Brian Newsome ’17 explores the hero’s journey

Since he could not read during his hour-long train commute, Newsome used the time to write and refine his fiction

It is no surprise that Brian Newsome became a law student. His mother, a lawyer who is a graduate of both Seton Hall University and Seton Hall Law, jokes that Newsome has been a lawyer for 26 years already. “Growing up, family vacations were ABA trips,” he said. “I’ve always been surrounded by lawyers, and have always set my sights on attending law school.”

What he did not expect when he was young, however, was that he would also become a published author. His novel, Cynebold and the Son of the Prophecy, was published in August of this year.

Newsome began writing the book during his sophomore year at the South Kent high school, a boys’ boarding school in Connecticut. He had just finished reading a novel, and wanted a new book to read. But the weekend shopping trip was days away, so he decided to start writing his own story. He had always loved the genre of fantasy because he was drawn to the hero’s journey, daring adventures of sacrifice and self-discovery to save people in peril. He enjoyed the process of creating his own heroic quest so much that two months later, he had written over a hundred pages. A few years later, while teaching creative writing at his alma mater, he decided to polish and publish the novel.

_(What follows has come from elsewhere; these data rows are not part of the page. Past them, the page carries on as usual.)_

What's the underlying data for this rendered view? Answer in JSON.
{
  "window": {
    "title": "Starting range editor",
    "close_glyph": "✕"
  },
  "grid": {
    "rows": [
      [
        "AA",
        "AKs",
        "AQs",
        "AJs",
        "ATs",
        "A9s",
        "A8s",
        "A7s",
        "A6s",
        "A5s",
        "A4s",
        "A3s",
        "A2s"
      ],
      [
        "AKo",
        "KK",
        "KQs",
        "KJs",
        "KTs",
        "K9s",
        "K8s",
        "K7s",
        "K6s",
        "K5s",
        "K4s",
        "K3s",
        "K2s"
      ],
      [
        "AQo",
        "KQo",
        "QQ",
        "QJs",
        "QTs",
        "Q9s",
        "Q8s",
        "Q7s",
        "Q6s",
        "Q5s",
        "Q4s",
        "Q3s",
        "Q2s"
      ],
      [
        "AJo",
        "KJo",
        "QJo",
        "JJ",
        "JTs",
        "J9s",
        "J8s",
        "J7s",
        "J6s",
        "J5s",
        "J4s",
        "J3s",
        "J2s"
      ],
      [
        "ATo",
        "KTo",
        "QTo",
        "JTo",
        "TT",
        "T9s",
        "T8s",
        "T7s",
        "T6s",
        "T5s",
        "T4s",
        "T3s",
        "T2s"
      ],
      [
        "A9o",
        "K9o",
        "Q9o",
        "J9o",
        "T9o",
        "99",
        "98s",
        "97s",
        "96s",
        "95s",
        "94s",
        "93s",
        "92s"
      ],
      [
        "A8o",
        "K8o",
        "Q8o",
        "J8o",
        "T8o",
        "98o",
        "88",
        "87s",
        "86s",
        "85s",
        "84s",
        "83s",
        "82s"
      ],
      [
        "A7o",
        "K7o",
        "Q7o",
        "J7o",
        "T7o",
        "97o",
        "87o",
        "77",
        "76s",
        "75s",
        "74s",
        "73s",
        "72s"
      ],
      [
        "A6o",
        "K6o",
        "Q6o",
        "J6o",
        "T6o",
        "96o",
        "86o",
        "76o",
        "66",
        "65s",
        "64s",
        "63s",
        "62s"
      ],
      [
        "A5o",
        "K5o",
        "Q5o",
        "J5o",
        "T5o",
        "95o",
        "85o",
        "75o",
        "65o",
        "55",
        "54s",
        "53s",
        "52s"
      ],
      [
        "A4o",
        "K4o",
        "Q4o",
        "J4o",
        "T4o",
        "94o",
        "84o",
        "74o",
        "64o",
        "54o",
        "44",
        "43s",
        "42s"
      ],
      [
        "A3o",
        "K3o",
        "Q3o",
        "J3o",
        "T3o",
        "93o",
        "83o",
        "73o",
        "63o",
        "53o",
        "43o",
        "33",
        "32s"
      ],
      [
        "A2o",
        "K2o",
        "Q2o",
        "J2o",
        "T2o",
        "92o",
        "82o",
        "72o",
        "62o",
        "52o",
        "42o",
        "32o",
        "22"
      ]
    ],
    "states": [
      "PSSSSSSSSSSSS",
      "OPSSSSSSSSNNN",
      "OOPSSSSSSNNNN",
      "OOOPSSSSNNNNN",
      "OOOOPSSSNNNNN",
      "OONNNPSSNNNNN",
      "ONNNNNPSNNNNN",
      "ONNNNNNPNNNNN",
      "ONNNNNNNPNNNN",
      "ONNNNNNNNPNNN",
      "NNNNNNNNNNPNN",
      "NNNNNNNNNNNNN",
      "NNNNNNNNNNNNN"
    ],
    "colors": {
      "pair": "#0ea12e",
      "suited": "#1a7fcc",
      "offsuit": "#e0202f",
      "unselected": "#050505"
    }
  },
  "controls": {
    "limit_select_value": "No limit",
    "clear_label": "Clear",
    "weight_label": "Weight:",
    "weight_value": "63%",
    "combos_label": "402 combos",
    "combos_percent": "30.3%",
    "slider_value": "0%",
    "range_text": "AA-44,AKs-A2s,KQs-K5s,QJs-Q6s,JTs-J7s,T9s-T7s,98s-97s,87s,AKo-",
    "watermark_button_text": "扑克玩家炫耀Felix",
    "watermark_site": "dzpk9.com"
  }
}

Now that Newsome is pursuing his lifelong goal of attending law school, he is finding his writing and law school lives intersect in unexpected and beneficial ways. He spends two hours each day on the train commuting to and from classes. “I was dismayed to discover that I cannot read on a moving train,” said Newsome, “But then I realized that I can write during that time, and so my commute allowed me to get back into creative writing.” He finished the second book in his Coelmund Prophecies series, The Trials of the Elf King, and also just finished a young adult novel, The Warriors Lily.

Newsome’s interest in the application of law is strongly informed by his interest in the hero’s journey. He ultimately wants to practice law in a way that directly benefits individual people, assisting them and making their lives better. He thinks that after graduation, he may choose to practice criminal defense, inspired by his summer internship serving the Honorable Judge Katharine Hayden ’75, who sits on the federal bench. “It was such an honor to have the chance to work for someone of her stature,” Newsome said. “I was lucky to see a big case unfold and watch the proceedings – it was fantastic. Working for Judge Hayden this summer is a huge part of why I want to do criminal defense.”

This novelist lawyer is sure to keep things exciting and help people in need, both in his fiction and in his life.